Physicians pledge to “first, do no harm.” Hippocrates, considered as the father of medicine, outlined the role of physicians in his book “Of the Epidemics,” essentially holding physicians responsible to uphold ethical standards and put the health of the planet and patients first. Health Care Without Harm (HCWH) works to transform the healthcare sector worldwide so that it reduces its environmental footprint, becomes a community anchor for sustainability and a leader in the global movement for environmental health and justice.
Founded in 1996 by Gary Cohen, a recipient of a MacArthur Foundation Fellow “Genius Grant” and long-time environmental activist, HCWH recognizes the healthcare industry’s actual business practices often break their foundational commitment to “do no harm.” As major contributors to environmental pollution, American hospitals have largely ignored the extensive damage the use of harmful chemicals in medical devices, toxic cleaning agents, reliance on fossil fuels, and disposal of waste by incineration have on local communities and environments. In response, HCWH works with the healthcare industry to reduce their use of toxic chemicals in favor of safer products, working for the elimination of medical waste, healthier food, and more sustainable procurement practices. This also includes work on climate change and climate justice. With a daunting mission of achieving climate neutrality in the sector by 2050 per the Paris Agreement, HCWH is an essential liaison to global health professionals, hospitals, major health systems, ministries of health and UN organizations determined to bring sustainable practices to the healthcare sector so it can be a leader in tackling one of the greatest health threats of the 21st century, climate change.

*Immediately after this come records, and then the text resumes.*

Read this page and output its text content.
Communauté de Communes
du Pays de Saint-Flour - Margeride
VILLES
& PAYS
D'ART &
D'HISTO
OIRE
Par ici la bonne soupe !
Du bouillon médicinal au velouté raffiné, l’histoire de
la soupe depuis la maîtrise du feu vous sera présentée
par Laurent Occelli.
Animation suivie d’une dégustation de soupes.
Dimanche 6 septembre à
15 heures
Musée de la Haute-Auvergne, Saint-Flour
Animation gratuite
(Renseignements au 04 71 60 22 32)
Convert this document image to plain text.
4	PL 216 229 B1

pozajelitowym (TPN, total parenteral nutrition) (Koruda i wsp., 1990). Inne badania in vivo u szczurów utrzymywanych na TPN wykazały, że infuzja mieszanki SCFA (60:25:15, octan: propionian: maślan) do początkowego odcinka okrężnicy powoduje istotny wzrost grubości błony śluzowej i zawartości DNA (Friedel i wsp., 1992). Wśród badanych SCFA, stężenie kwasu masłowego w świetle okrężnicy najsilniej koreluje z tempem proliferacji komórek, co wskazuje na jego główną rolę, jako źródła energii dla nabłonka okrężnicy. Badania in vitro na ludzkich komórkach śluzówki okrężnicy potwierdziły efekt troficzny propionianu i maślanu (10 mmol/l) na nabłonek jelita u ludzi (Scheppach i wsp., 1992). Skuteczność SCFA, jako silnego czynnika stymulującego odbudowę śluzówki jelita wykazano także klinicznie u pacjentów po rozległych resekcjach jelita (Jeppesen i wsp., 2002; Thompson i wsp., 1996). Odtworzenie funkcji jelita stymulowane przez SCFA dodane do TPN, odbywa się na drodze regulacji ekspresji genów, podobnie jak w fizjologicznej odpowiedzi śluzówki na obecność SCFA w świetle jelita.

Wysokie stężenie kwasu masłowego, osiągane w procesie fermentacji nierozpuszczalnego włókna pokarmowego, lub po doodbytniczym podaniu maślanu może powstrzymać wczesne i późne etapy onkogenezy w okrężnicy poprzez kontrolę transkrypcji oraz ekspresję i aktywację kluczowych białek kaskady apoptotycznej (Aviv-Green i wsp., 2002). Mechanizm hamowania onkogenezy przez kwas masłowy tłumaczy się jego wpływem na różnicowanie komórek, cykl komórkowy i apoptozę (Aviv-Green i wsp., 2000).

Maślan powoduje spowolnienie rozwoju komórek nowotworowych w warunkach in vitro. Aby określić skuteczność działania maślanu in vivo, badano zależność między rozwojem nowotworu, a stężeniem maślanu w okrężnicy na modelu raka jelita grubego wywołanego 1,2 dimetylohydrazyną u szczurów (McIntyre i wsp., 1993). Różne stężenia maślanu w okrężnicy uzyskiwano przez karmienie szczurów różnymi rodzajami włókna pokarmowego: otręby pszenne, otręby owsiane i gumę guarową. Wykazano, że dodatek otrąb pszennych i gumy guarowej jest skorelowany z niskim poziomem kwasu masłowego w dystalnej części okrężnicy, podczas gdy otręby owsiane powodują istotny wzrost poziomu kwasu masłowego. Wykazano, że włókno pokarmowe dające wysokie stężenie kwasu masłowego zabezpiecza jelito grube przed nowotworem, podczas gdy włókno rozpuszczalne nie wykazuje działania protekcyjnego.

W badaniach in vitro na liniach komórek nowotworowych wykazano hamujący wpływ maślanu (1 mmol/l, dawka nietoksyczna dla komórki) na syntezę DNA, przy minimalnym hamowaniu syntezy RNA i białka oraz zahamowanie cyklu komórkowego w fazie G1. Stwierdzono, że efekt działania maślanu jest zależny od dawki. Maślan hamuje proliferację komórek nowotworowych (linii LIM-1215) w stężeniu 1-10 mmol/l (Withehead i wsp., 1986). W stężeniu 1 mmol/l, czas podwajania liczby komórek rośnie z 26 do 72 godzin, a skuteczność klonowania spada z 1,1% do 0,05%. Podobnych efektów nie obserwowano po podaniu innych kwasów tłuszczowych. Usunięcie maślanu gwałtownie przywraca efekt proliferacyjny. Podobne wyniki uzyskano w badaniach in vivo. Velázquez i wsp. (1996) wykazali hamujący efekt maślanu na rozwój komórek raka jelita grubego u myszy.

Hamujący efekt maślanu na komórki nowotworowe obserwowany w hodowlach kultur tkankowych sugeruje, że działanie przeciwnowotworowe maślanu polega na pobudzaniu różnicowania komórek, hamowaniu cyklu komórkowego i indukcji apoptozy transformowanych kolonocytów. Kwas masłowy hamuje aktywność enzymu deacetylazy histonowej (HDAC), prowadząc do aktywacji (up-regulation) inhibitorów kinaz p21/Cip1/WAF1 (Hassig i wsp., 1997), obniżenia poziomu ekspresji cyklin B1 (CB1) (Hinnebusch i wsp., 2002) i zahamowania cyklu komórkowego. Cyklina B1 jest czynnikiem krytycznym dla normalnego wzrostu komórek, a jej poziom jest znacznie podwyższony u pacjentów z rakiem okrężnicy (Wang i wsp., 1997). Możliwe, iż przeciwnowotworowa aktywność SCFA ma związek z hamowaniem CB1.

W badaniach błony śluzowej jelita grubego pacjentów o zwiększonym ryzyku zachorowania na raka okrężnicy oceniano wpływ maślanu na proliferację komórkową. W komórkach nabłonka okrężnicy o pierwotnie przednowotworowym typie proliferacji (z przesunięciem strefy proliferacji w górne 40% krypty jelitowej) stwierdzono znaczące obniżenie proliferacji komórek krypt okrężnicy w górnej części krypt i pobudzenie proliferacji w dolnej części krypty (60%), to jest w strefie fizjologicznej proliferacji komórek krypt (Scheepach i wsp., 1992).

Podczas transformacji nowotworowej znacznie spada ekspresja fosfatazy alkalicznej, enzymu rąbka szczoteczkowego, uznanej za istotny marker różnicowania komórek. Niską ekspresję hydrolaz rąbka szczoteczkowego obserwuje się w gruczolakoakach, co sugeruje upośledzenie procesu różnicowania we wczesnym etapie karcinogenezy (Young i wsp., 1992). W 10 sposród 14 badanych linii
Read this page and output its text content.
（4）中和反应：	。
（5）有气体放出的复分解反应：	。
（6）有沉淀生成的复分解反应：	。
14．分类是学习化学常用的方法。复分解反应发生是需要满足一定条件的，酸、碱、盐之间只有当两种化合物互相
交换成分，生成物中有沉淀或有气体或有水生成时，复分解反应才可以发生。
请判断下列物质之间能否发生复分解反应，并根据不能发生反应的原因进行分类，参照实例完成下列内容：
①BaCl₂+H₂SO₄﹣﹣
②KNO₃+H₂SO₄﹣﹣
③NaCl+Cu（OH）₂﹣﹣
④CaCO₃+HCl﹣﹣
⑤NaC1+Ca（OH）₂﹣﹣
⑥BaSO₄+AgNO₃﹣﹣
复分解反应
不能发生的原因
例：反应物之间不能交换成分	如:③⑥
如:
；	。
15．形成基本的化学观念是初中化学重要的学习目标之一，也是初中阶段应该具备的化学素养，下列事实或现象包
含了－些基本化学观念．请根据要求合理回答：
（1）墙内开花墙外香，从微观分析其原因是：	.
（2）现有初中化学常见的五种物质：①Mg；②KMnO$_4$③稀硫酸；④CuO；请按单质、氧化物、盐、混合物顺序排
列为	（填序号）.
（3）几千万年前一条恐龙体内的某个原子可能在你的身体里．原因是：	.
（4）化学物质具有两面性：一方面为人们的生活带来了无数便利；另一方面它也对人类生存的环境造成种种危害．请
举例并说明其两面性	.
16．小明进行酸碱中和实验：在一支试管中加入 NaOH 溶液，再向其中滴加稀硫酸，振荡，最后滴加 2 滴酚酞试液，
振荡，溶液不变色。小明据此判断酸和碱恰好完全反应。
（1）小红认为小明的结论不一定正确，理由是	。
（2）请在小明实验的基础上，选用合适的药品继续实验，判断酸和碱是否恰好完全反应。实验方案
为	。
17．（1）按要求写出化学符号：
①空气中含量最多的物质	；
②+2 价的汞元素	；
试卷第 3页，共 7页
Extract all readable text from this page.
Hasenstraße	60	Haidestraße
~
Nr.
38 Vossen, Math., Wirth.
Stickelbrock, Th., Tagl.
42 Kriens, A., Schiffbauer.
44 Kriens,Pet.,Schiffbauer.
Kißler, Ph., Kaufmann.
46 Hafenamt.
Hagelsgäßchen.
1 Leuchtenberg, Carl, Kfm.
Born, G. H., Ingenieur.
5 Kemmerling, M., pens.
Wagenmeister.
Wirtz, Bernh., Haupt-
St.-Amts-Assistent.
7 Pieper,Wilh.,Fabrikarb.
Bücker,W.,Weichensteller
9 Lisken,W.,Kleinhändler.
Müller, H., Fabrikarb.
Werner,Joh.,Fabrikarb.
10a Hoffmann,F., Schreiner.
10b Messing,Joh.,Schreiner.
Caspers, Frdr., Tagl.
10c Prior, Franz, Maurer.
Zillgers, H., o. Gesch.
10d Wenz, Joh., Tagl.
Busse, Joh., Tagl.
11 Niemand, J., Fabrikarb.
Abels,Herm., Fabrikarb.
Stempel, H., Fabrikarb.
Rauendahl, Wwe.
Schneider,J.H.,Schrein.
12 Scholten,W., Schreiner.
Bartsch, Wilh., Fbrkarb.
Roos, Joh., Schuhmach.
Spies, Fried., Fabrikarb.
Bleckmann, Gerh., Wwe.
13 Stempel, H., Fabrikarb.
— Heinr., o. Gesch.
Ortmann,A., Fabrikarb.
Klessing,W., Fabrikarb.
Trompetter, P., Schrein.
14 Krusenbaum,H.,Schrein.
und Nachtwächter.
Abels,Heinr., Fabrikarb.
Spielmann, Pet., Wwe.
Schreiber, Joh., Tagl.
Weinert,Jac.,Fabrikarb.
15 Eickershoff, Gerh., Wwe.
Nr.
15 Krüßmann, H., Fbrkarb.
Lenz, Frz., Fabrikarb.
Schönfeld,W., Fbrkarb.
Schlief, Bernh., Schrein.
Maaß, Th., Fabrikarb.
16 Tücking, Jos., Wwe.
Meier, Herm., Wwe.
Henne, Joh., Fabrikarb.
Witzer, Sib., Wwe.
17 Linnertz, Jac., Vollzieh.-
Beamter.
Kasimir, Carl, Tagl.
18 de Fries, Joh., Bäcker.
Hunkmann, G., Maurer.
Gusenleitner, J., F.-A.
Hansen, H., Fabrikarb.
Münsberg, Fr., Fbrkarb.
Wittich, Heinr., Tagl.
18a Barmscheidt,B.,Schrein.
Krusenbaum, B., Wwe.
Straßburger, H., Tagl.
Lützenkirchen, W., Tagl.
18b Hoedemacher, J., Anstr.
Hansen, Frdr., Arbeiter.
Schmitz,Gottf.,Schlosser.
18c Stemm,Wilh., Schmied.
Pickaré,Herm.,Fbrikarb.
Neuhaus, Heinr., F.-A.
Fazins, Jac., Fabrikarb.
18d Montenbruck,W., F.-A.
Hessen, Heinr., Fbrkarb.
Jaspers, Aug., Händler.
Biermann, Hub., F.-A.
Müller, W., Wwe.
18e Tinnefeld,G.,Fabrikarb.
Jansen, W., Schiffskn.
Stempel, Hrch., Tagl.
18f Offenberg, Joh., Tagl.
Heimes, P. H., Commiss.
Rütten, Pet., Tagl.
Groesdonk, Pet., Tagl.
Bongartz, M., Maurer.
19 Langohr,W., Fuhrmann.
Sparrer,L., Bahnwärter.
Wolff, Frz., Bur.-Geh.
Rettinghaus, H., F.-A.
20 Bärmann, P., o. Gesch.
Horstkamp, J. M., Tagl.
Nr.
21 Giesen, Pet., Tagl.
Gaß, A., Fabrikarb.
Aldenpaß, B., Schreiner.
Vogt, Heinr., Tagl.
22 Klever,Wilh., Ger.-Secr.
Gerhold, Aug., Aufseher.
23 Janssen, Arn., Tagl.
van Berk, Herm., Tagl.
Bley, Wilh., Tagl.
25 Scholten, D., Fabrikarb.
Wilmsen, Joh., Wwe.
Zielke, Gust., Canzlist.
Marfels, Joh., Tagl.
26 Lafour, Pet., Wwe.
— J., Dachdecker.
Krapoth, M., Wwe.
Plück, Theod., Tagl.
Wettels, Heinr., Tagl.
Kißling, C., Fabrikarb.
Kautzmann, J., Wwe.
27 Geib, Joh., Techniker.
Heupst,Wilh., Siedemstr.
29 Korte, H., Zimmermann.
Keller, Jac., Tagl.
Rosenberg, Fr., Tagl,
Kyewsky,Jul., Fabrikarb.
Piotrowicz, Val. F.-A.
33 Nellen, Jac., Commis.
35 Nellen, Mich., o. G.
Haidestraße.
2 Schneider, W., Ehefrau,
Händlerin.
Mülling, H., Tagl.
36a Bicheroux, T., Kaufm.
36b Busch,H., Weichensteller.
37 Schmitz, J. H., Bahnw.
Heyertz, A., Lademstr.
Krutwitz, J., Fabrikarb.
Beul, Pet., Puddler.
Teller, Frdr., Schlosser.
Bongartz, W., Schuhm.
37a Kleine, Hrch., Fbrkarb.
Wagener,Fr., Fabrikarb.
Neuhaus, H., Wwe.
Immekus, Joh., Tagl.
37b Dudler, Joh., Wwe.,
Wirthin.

HCWH diagnoses the healthcare industry as paradoxical – their operations and business practices often contribute to harmful environmental impacts for the very patients (and larger public) they are responsible for protecting. The healthcare industry is a major contributor to global greenhouse gas emissions and climate change. The biggest source of the sector’s climate footprint is its use of fossil fuels, whether it’s through burning fossil fuels on site to produce energy, buying energy produced by coal, oil, and gas, or released from byproducts of the sector’s supply chains. Josh Karliner, the International Director of Program and Strategy at HCWH and Global Justice for Climate Center Advisory Board member, delivers a shocking statistic: “If healthcare was a country, it would be the fifth largest climate polluter on the planet…. If we are going to protect people’s health from climate change, we need to move away from fossil fuels… the sector needs to take action to reduce its own emissions.”
Currently the healthcare system is reactive to the consequences of climate change instead of taking a proactive approach to public wellbeing. Health Care Without Harm succeeded in advocating for this global strategy at the United Nation’s most recent climate conference, COP 26, where 50 climate-vulnerable and high-polluting countries committed themselves to the COP26 Health Programme. The Programme’s ultimate goal is to create sustainable, low carbon and climate-resilient health systems. In addition, 14 of the 50 countries set a goal to reach net neutrality on or before the year 2050. Taking on this environmental approach would not only help alleviate the burden of disease, but significantly decrease the healthcare industry’s carbon footprint. Health Care Without Harm revolves around the philosophy that healthy people need a healthy planet, and we cannot achieve climate justice without organizations like HCWH advocating for the structural changes we need in global healthcare.